Young Oliver was born in 1809 in the house that had belonged to the Harvard College steward Jonathan Hastings. In 1775 the Massachusetts committee of safety and Gen. Artemas Ward took it over as the first rebel headquarters of the war.
In The Poet at the Breakfast Table, Holmes described some ministers whose names I know because they wrote recollections about the Revolutionary period when they themselves were boys.
Holmes recalled the Rev. Thaddeus Mason Harris (1768–1842) of Dorchester this way: “already in decadence as I remember him, with head slanting forward and downward as if looking for a place to rest in after his learned labors.”
The Rev. David Osgood (1747–1822) has made only one appearance in Boston 1775, guarding his privilege to perform all marriages in his town. Holmes recalled him as “the most venerable David Osgood, the majestic minister of Medford, with massive front and shaggy over-shadowing eyebrows.”
Holmes’s longest profile limned the “attenuated but vivacious little Jonathan Homer of Newton, who was, to look upon, a kind of expurgated, reduced and Americanized copy of Voltaire, but very unlike him in wickedness or wit.”

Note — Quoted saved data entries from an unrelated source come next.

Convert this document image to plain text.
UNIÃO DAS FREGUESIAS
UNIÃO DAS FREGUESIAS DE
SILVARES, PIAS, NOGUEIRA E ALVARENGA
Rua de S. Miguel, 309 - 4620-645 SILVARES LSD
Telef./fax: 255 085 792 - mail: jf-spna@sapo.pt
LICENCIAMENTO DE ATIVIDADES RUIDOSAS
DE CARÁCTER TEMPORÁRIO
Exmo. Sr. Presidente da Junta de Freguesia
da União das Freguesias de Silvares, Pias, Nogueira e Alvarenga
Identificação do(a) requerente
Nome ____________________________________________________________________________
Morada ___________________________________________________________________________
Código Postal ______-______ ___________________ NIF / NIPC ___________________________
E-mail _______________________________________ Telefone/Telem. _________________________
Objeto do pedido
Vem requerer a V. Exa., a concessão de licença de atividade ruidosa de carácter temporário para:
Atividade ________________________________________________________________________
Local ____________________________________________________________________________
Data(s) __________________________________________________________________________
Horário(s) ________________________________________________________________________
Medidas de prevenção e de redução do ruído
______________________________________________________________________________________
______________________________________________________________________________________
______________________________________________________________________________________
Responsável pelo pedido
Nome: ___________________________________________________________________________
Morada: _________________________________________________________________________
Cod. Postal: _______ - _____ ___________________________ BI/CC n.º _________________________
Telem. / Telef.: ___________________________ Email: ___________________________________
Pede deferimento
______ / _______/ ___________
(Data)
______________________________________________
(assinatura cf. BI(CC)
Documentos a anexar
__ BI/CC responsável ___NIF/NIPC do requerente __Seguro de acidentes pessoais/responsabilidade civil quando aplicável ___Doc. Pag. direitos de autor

Homer (1759–1843) was minister of the first congregation in Newton, where Homer Street preserves his name. Holmes went on:
The good-humored junior member of our family [Holmes himself?] always loved to make him happy by setting him chirruping about Miles Coverdale’s Version, and the Bishop’s Bible, and how he wrote to his friend Sir Isaac (Coffin) about something or other, and how Sir Isaac wrote back that he was very much pleased with the contents of his letter, and so on about Sir Isaac, ad libitum,—for the admiral was his old friend, and he was proud of him.Homer and Coffin had been classmates at the South Latin School, one becoming an American clergyman and the other a British admiral. Coffin’s recollections of life in that school were invaluable to me in writing about its culture.
The kindly little old gentleman was a collector of Bibles, and made himself believe he thought he should publish a learned Commentary some day or other; but his friends looked for it only in the Greek Calends,—say on the 31st of April, when that should come round, if you would modernize the phrase.In other words, that magnum opus’s day of publication would never arrive.